4. Pour rejeter la demande d'exonération présentée par Mme F..., le service a relevé que seule la SCP concernée, en sa qualité d'entreprise, pouvait se prévaloir de l'exonération prévue à l'article précité, que le changement de dénomination de société à compter du 21 juillet 2015 correspondait à une poursuite d'activité sans création d'une structure juridique nouvelle et que par ailleurs l'intéressée n'avait pas acquis plus de 50% des parts de la société concernée. Toutefois, il est constant que Mme F... a effectivement acquis 50 % du capital social de la société civile professionnelle " Maîtres Michèle D... et Guillaume C... ", société de personnes située en zone de revitalisation rurale dans le département de la Marne et dont les bénéfices sont soumis à l'impôt sur le revenu entre les mains de ses associés au prorata de leurs apports en capital. Il résulte également de l'instruction, ainsi qu'il a été dit plus haut au point 1, que Mme F... a commencé son activité de notaire le 21 juillet 2015. En outre, elle a été nommée en qualité de co-gérante à cette même date de la SCP dont elle assure ainsi le contrôle et la direction dès lors notamment que, selon les statuts, elle dispose de 50% des droits de vote dans la société. Il s'ensuit que cette acquisition constitue une opération au terme de laquelle l'intéressée a repris la direction effective d'une entreprise existante avec la volonté non équivoque de maintenir la pérennité de cette entreprise. Dans ces conditions, l'acquisition en litige doit être regardée comme une reprise d'entreprise au sens de l'article 44 quindecies du code général des impôts, éligible par suite à l'exonération prévue par cet article.

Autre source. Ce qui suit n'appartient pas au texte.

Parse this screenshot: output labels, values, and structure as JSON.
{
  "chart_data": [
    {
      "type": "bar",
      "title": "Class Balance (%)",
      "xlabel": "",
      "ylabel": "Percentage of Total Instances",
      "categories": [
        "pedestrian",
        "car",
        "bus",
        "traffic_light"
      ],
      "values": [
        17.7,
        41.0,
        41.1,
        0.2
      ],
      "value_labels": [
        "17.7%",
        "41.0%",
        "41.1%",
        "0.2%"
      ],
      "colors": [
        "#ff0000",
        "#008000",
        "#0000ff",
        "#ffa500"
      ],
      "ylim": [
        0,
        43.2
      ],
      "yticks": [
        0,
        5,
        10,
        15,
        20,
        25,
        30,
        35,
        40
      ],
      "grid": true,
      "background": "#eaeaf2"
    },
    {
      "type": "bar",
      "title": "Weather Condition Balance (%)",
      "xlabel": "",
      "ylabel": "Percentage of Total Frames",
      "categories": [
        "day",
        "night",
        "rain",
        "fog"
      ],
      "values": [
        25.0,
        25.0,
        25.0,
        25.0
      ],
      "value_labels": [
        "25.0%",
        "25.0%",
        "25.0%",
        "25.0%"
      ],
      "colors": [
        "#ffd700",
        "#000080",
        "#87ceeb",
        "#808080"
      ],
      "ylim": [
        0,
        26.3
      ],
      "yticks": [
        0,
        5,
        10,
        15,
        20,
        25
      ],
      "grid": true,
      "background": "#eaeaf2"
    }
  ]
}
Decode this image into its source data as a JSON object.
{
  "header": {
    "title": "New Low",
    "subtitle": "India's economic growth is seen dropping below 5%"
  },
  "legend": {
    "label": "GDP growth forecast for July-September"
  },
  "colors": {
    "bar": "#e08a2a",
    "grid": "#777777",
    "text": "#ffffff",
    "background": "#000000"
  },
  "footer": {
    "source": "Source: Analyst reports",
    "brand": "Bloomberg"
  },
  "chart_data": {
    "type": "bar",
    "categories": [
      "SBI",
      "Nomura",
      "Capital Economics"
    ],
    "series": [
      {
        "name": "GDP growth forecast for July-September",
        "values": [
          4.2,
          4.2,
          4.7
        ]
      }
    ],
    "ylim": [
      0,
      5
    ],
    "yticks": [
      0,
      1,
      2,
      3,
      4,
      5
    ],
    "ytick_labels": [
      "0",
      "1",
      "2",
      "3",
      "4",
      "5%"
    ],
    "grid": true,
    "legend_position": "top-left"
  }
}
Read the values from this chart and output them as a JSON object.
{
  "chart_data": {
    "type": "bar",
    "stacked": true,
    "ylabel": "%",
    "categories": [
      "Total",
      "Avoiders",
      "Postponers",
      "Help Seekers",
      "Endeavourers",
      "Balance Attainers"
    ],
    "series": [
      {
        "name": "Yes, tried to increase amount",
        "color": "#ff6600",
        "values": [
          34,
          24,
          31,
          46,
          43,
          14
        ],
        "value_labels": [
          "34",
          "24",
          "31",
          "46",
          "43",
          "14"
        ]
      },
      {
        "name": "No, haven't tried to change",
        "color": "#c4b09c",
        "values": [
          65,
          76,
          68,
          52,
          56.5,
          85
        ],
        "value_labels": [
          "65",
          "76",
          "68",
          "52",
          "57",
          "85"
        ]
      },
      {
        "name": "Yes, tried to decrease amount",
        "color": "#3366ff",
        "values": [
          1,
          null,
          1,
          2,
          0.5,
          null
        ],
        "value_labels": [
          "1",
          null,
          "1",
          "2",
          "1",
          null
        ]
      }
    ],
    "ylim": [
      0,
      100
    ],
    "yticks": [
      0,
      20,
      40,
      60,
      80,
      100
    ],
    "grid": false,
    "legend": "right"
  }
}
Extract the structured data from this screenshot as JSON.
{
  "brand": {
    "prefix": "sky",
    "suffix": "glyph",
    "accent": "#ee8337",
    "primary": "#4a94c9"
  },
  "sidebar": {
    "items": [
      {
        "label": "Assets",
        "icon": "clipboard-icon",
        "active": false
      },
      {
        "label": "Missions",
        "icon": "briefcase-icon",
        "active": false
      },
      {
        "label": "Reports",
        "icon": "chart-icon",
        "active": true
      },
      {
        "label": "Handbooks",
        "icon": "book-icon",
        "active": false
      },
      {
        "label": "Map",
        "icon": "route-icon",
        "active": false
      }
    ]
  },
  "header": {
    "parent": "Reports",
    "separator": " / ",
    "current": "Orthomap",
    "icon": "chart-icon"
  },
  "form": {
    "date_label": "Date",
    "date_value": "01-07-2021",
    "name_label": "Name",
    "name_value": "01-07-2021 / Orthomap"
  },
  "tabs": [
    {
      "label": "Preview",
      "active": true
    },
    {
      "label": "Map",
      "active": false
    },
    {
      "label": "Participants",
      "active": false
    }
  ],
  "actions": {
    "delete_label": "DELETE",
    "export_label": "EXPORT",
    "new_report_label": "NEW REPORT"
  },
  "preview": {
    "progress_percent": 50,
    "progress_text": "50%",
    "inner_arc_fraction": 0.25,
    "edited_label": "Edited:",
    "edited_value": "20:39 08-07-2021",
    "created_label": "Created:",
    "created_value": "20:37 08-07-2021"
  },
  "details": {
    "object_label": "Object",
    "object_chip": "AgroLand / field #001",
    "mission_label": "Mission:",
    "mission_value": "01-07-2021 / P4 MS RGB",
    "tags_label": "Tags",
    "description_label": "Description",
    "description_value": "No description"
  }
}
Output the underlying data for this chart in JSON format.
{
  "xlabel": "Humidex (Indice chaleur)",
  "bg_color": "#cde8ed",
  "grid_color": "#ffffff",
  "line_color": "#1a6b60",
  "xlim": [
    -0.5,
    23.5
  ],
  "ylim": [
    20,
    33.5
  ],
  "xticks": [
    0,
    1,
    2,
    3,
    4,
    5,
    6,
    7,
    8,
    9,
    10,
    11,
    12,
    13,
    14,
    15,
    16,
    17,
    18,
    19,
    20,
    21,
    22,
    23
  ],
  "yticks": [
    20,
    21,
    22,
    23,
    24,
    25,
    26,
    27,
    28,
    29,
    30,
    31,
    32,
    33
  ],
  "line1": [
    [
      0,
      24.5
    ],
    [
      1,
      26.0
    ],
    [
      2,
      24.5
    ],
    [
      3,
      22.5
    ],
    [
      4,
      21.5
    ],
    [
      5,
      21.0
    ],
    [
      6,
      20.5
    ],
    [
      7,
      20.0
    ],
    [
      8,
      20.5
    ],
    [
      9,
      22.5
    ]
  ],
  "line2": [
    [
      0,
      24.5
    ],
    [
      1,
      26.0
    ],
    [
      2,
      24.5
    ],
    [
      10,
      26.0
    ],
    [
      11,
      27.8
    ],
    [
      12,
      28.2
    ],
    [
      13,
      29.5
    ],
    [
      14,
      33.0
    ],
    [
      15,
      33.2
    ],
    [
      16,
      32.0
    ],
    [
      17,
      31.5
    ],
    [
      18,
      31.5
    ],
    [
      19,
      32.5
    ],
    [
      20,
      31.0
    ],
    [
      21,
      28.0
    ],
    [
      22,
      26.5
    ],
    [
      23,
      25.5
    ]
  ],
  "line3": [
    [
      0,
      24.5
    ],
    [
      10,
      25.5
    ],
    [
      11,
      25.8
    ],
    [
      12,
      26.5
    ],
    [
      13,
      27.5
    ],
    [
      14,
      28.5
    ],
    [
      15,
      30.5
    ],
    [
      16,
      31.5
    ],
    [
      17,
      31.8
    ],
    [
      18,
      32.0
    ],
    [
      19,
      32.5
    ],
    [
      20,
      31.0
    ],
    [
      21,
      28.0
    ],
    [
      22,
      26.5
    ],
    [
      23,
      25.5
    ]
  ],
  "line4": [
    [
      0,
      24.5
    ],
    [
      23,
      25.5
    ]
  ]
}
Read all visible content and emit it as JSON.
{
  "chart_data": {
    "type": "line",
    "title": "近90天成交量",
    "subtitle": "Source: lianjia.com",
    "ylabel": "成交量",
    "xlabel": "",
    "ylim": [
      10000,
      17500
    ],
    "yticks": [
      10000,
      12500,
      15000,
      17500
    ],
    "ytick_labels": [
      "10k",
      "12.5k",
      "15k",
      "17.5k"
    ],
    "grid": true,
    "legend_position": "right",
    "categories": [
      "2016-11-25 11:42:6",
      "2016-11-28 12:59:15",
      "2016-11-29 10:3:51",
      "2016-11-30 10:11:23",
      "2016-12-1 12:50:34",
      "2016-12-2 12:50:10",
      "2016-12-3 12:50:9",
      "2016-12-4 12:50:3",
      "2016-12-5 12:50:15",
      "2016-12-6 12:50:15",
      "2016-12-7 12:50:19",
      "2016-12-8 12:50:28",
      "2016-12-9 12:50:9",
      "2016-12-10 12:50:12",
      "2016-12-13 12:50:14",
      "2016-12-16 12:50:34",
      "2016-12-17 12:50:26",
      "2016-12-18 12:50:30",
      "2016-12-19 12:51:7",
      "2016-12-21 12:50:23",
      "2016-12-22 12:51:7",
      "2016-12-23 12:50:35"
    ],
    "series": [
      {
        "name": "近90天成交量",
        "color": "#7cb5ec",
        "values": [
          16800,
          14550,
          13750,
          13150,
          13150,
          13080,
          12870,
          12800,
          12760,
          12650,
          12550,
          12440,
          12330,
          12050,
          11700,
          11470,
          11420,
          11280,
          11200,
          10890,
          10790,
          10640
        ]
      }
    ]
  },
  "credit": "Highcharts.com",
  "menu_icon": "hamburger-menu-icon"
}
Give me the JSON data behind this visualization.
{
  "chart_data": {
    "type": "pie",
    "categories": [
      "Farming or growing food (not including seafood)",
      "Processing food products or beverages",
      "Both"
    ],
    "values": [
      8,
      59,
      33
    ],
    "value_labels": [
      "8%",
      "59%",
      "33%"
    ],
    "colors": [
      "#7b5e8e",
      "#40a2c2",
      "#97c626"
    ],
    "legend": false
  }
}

5. Il résulte de tout ce qui précède, sans qu'il soit besoin d'examiner les autres moyens de la requête, que Mme F... est fondée à soutenir que c'est à tort que, par le jugement attaqué, le tribunal administratif de Châlons-en-Champagne a rejeté sa demande de décharge partielle de l'imposition en litige.
Sur les conclusions tendant à l'application des dispositions de l'article L. 761-1 du code de justice administrative :
6. Aux termes de l'article L. 761-1 du code de justice administrative : " Dans toutes les instances, le juge condamne la partie tenue aux dépens ou, à défaut, la partie perdante, à payer à l'autre partie la somme qu'il détermine, au titre des frais exposés et non compris dans les dépens. Le juge tient compte de l'équité ou de la situation économique de la partie condamnée. Il peut, même d'office, pour des raisons tirées des mêmes considérations, dire qu'il n'y a pas lieu à cette condamnation. " ;
7. Il y a lieu, dans les circonstances de l'espèce, en application des dispositions précitées de l'article L. 761-1 du code de justice administrative, de mettre à la charge de l'Etat une somme de 1 500 euros au titre des frais exposés par Mme F... à l'occasion du litige et non compris dans les dépens ;
D E C I D E :
Article 1er : Le jugement n° 1701510 du 22 novembre 2018 du tribunal administratif de Châlons-en-Champagne est annulé.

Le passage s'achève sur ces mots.